In the previous post I covered part 1 of SQL select statements. We looked at the Lesson_007 files in the learning-data-science GitHub repository to learn the basics of SQL select statements.
In this post, the second of 2 posts focused on SQL select statements, I cover LIMIT, OFFSET, mathematical operations, creating columns on the fly, data type casting, and column aliases.
Since data analysis and management are best learned by doing, the objective of this and future posts is to get readers hands on experience using PostgreSQL and R. This lesson builds on earlier posts so, if this is your first time reading this blog and you’d like to follow along on your computer, then please go back and start from the post Learning Data Science and work through the lessons up to this point.
Lesson 8 Video
Check out the accompanying video on the Elfinwood Data Science YouTube channel here: Elfinwood Data Science Blog Lesson 8 Video.

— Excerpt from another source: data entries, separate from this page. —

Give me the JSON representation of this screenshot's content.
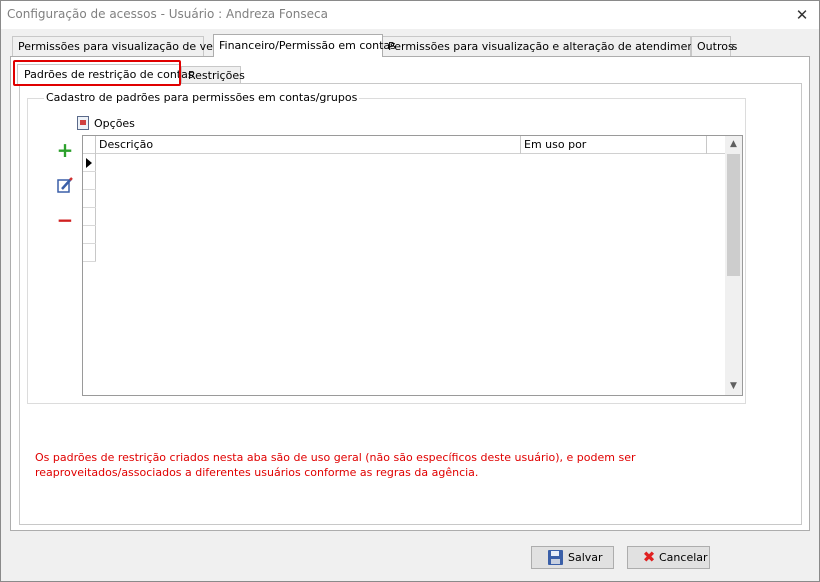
{
  "window": {
    "title": "Configuração de acessos - Usuário : Andreza Fonseca",
    "close_glyph": "✕"
  },
  "tabs": [
    {
      "label": "Permissões para visualização de vendas"
    },
    {
      "label": "Financeiro/Permissão em contas",
      "active": true
    },
    {
      "label": "Permissões para visualização e alteração de atendimentos/files"
    },
    {
      "label": "Outros"
    }
  ],
  "subtabs": [
    {
      "label": "Padrões de restrição de contas",
      "active": true
    },
    {
      "label": "Restrições"
    }
  ],
  "group": {
    "title": "Cadastro de padrões para permissões em contas/grupos",
    "options_label": "Opções",
    "side_buttons": [
      "plus-icon",
      "edit-icon",
      "minus-icon"
    ]
  },
  "grid": {
    "columns": [
      "Descrição",
      "Em uso por"
    ],
    "rows": []
  },
  "note": "Os padrões de restrição criados nesta aba são de uso geral (não são específicos deste usuário), e podem ser reaproveitados/associados a diferentes usuários conforme as regras da agência.",
  "colors": {
    "highlight": "#e00000",
    "note_text": "#e00000"
  },
  "footer": {
    "save_label": "Salvar",
    "cancel_label": "Cancelar"
  }
}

For this post we’ll refer to files in the Lesson 8 folder in the learning-data-science repository. If you have not already forked the learning-data-science repository, and cloned the fork to your computer, please do so now following the instructions provided in the post Learning Data Science. If you have previously forked and cloned the repository, but don’t have the files for this lesson, then follow the instructions here to update your fork with the latest files.
If you are not familiar with version control using Git and GitHub, I recommend going back and working through the hands on tutorials in my series on version control starting with “Version Control: An Overview.”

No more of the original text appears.